The Privatization Commission (PC) is also not altogether transparent in its procedures. The two important steps of fixing the reserve price and pre-selecting the bidders remains a secret. Even despite court orders it has not revealed for almost a year as to how its consultants calculated Habib Bank’s reserve price at about Rs22 billion when the bank was more than 10 times more valuable than Allied Bank which was sold for Rs11 billion with negative equity.
Nor has the Privatization Commission revealed as to how Agha Khan Fund for Development, Central Insurance Company and the State of Qatar Fund were pre-qualified.
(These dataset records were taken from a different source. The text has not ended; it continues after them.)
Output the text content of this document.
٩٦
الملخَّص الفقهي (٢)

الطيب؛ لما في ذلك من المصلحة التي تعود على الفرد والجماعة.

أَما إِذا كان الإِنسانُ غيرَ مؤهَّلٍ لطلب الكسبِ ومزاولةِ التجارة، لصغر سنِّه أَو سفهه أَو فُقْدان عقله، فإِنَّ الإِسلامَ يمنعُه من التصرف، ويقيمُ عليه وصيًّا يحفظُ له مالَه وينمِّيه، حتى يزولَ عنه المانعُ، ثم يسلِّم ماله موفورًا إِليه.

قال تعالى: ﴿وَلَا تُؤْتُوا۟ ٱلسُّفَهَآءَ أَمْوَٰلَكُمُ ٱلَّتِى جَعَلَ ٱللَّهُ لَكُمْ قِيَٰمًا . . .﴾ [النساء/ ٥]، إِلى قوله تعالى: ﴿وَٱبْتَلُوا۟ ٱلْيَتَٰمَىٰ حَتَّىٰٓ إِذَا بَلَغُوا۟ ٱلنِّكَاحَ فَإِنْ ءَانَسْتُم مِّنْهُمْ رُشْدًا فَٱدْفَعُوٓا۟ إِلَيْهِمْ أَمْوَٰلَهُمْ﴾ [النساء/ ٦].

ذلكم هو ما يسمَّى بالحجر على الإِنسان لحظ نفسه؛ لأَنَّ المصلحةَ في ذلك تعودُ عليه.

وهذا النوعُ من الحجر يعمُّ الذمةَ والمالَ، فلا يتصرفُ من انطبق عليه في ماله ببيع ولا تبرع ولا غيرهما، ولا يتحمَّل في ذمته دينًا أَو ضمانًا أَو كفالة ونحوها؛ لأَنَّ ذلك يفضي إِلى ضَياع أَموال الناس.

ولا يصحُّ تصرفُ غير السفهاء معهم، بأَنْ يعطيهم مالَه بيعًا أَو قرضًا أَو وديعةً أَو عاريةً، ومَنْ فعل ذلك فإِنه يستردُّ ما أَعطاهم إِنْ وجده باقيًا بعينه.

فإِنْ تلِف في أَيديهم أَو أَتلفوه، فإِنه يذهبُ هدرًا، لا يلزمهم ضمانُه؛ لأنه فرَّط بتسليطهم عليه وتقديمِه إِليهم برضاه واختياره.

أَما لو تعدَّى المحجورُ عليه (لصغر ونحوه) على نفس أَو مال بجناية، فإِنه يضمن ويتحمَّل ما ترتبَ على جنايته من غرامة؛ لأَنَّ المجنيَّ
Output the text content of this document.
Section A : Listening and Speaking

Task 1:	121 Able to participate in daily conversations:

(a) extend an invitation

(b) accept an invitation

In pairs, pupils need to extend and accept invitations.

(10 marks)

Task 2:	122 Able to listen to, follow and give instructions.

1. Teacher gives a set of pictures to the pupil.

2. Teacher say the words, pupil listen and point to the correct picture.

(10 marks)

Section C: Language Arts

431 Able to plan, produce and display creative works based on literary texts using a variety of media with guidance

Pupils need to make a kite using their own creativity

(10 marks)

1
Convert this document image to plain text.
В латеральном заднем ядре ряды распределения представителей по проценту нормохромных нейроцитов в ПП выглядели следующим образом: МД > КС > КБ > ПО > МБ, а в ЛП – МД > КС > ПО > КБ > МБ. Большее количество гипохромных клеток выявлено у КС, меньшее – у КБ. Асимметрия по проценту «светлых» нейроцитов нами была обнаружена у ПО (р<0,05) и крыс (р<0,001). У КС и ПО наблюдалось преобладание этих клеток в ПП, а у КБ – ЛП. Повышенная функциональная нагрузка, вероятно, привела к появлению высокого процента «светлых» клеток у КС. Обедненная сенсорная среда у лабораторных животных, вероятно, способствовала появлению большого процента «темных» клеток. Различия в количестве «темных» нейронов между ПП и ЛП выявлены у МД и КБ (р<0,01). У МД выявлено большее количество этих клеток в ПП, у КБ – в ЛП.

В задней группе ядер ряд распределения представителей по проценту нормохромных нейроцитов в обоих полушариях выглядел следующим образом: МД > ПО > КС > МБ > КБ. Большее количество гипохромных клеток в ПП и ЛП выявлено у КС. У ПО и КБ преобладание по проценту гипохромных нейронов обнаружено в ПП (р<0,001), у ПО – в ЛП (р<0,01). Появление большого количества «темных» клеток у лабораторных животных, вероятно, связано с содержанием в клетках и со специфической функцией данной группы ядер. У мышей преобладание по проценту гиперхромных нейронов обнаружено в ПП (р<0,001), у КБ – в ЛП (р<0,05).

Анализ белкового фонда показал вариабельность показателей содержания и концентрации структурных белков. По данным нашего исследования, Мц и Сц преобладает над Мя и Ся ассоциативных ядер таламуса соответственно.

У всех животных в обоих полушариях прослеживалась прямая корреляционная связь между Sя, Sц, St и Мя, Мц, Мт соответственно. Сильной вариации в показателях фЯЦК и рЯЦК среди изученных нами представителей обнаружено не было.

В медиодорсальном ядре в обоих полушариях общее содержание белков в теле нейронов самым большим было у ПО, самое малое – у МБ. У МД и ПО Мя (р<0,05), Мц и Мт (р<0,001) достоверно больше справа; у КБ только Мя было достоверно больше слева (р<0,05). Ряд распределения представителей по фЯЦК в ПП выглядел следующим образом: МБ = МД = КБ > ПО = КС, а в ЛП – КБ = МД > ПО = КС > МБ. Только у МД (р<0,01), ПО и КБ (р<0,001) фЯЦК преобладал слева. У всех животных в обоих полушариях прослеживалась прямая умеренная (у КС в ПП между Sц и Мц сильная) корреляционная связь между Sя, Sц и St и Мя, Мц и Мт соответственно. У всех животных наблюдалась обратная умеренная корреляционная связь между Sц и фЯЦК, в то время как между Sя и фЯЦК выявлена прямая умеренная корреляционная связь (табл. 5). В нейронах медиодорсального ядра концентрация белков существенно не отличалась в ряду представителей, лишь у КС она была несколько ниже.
No one knows the legal structure and financial strength of Agha Khan Fund for Development.
The bidders for PTCL are all telecommunication companies of developing countries like Singapore, Malaysia, Kuwait, Saudi Arabia and Turkey. It will be a wonder if Saudi Arabian or Kuwaiti Company can run PTCL better than Pakistanis. The PC has not learnt any lesson from privatization of KESC which is in limbo and whose operations are deteriorating from day to day because the present management does not know as to how long it will last and the Saudi bidder has probably run away after analyzing that management of KESC is beyond him.
The privatization of PTCL and PSO are security risk also. If PTCL is privatized all domestic and external calls can be bugged with serious consequences for national security.
Similarly, we have failed to learn from the bitter experience of 1965 war when the foreign oil companies throttled oil supplies at critical moments to Pakistan’s armed forces. It is therefore essential that there should be one national oil company which is successfully competing with major multinationals like Shell, Caltex, and Total.
As pointed out above no developing country has totally privatized its oil and gas sector. We can look beyond our border to India whose Prime Minister has categorically stated that “no profitable public sector enterprise will be privatized”.
Already the shine on our macroeconomic indicators is vanishing due to double digit inflation and current account deficit. A substantial likely increase in fiscal and current account deficits will further tarnish the macroeconomic achievements. The rush to privatize, major units like PSO, PTCL, NRL and PAF is difficult to understand given the political and security situation in Pakistan, and its neighbours. The very fact that we have failed to attract even one western bidder who may manage these units better than us should give us second thoughts on the timing and sequence of privatization of majors.
A much better alternative will be to privatize through gradual sale of shares of these national strategic assets to the public. Millions of Pakistanis will gain- without a very major fiscal impact or drain of foreign exchange.
PSO and PTCL — the commanding height of our economy which have preserved in all looks and corners of the country would cease to be Pakistani when they are handed over to foreigners. This should be cause for dismay among all Pakistanis.